Protesting and Employment Law: Things to Consider While Fighting for Change

Black people, people of color and the LGBTQ+ community are all at the center of the fight for equality, long overdue justice and the end of police brutality, once and for all. These groups of people not only have their fight in common, but they’re also protected groups when it comes to discrimination, with an ongoing fight for the LGBTQ+ community to be federally protected by employment discrimination. This got us thinking… Under what circumstances can an employee be fired for protesting racial and social injustice, especially when in a protected class? Like most questions and circumstances of the law, the answer is, “It depends.”

To get expert insights, we spoke with Natalie Pedersen, J.D., Associate Professor of Legal Studies at Drexel University, Lebow College of Business.

1. Can an employee be fired for peacefully protesting?

In many cases, an employee can be fired for peacefully protesting.  Most states in the U.S are at-will employment states, meaning an employee can be fired at any time for any reason, excepting an illegal one.  So, unless off-duty legal conduct is specifically protected in the state, an at-will worker can be fired for taking part in such a protest.  Several states do have such off-duty conduct protections, including, California, New York and Louisiana.  Therefore, employers would be wise to check state and local laws before firing an employee for protesting during non-work hours.

Additionally, the First Amendment also protects government worker’s participation in peaceful protests during non-work hours, to a certain extent.  As long as the protest is about a matter of public concern, a government worker can participate on non-work time as long as the employee’s interest in speaking out outweighs the interest of the State as an employer, in promoting the efficiency of the public services it performs through its employees. Under the Hatch Act, however, public employees who protest on non-work time should be careful not to wear anything or do anything that identifies their employer.

Finally, employees who have signed a contract or operate under a collective bargaining agreement can generally only be fired for cause and attending a peaceful protest during non-work time usually would not qualify unless it can be shown that attendance at the protest adversely affected or affects the employer’s business.

2. For an employee to file a claim against their employer for being fired for protesting, must there be discrimination present at all?

There does not need to be discrimination present if the employee has any of the protections discussed above (for cause protection, collective bargaining agreement, or a public employee speaking on a matter of public concern, or an employee in a state protecting legal off-duty conduct).
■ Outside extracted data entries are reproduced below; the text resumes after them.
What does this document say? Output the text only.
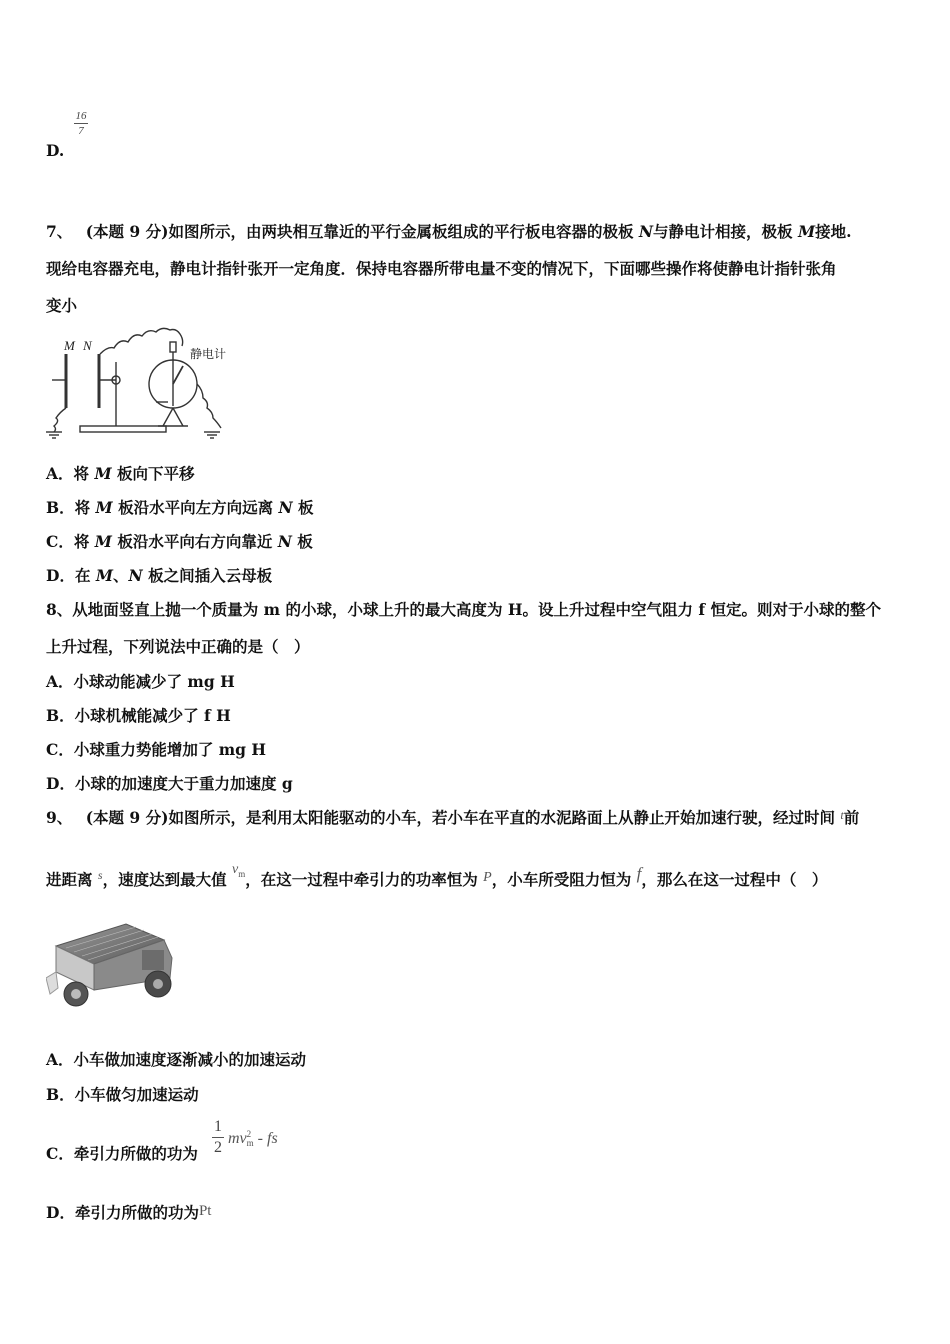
16
7
D.
7、 (本题 9 分)如图所示，由两块相互靠近的平行金属板组成的平行板电容器的极板 N与静电计相接，极板 M接地.
现给电容器充电，静电计指针张开一定角度．保持电容器所带电量不变的情况下，下面哪些操作将使静电计指针张角
变小
M N
静电计
A．将 M 板向下平移
B．将 M 板沿水平向左方向远离 N 板
C．将 M 板沿水平向右方向靠近 N 板
D．在 M、N 板之间插入云母板
8、从地面竖直上抛一个质量为 m 的小球，小球上升的最大高度为 H。设上升过程中空气阻力 f 恒定。则对于小球的整个
上升过程，下列说法中正确的是（　）
A．小球动能减少了 mg H
B．小球机械能减少了 f H
C．小球重力势能增加了 mg H
D．小球的加速度大于重力加速度 g
9、 (本题 9 分)如图所示，是利用太阳能驱动的小车，若小车在平直的水泥路面上从静止开始加速行驶，经过时间 $^t$前
进距离 $^s$，速度达到最大值 $v_m$，在这一过程中牵引力的功率恒为 P，小车所受阻力恒为 f，那么在这一过程中（　）
A．小车做加速度逐渐减小的加速运动
B．小车做匀加速运动
C．牵引力所做的功为
1
2
mv 2
m - fs
D．牵引力所做的功为Pt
If the employee does not have any of the protections discussed and can show that the termination is motivated, even in part, by his or her race, then the employee can sue under Title VII of the Civil Rights Act of 1964.  This prohibits employers from making adverse employment decisions on the basis of race, religion, national origin, color or sex (which now includes sexual orientation and gender identity under the Supreme Court’s recent decision in Bostock v. Clayton County).
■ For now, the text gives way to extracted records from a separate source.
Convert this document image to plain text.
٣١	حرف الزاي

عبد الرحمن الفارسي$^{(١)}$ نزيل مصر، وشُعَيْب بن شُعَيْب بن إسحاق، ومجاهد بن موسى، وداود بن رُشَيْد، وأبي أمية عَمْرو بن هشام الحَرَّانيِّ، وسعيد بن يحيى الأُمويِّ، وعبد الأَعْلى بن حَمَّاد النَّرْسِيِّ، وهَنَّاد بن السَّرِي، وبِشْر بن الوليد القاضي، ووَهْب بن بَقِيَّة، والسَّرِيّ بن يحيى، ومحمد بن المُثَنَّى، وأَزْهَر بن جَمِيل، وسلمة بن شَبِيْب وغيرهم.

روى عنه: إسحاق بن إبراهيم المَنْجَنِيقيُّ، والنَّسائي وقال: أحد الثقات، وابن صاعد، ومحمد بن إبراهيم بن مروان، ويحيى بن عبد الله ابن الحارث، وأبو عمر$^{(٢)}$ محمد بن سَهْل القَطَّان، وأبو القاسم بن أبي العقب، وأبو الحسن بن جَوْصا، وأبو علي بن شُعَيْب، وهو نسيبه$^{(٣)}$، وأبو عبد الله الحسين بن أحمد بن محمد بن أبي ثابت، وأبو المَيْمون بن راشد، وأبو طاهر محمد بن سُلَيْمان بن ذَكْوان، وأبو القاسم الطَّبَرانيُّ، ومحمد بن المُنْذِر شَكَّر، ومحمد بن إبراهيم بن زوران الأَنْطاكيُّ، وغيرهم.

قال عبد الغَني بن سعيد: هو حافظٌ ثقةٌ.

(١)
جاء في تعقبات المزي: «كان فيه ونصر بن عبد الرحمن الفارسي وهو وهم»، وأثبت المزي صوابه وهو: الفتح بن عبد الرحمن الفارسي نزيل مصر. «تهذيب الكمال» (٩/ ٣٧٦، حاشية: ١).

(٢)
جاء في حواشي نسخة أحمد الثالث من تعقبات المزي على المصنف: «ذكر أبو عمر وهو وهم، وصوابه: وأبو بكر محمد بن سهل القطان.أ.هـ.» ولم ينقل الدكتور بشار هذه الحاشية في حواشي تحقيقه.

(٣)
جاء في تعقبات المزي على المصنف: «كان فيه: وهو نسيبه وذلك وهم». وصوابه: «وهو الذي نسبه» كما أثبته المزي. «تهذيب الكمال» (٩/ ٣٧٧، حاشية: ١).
3. There are matters of civic duty that could invoke discrimination or bring an employee to be illegally fired, such as voting or jury duty… Does protesting count as a civic duty?

This really depends on the state. Here is a link to protected political activities by state.

4. Are there protections for an employee that misses a day of work to protest discrimination against protected groups? What if they belong to that protected group? What if they do not?

Generally, there are no protections for an employee who misses work to protest, whether they belong to a protected group or not.  The only exception would be if an employer treats employees who wish to protest differently.

5. Can an employer retaliate against an employee for protesting protected peoples such as LGBTQ marches and Black Lives Matter protests? Does it matter whether or not they missed a day of work for this activity?

An employer cannot selectively choose which groups to protect.  Thus, an employer should not allow employees to miss work for a Black Lives Matter protest, but not for an LGBTQ march as this would be discriminatory under Title VII (as recently interpreted by the Supreme Court to protect both sexual orientation and gender identity).  Note that there may be some religious exceptions here, but overall, employers should be consistent in their policies around off-duty protests and allowing missed time for protests.

6. Do any of the answers to these questions change if the employee is not on the side of BLM or LGBTQ but is on the other side, counter-protesting these causes?

This could potentially change if the protest is seen as adversely affecting the interest of the employer.  For instance, several workers at the Charlottesville protest were fired because their views adversely impacted their employer.  More recently a Fed-Ex worker was fired for re-enacting George Floyd’s death during a counter-protest to a BLM protest because his actions were not in line with the expectation of Fed-Ex for their employees.  Additionally, employers need to be careful not to tolerate even off-duty behavior that could create a hostile work environment for protected groups in their workplace, which the Fed-Ex employee’s behavior certainly could.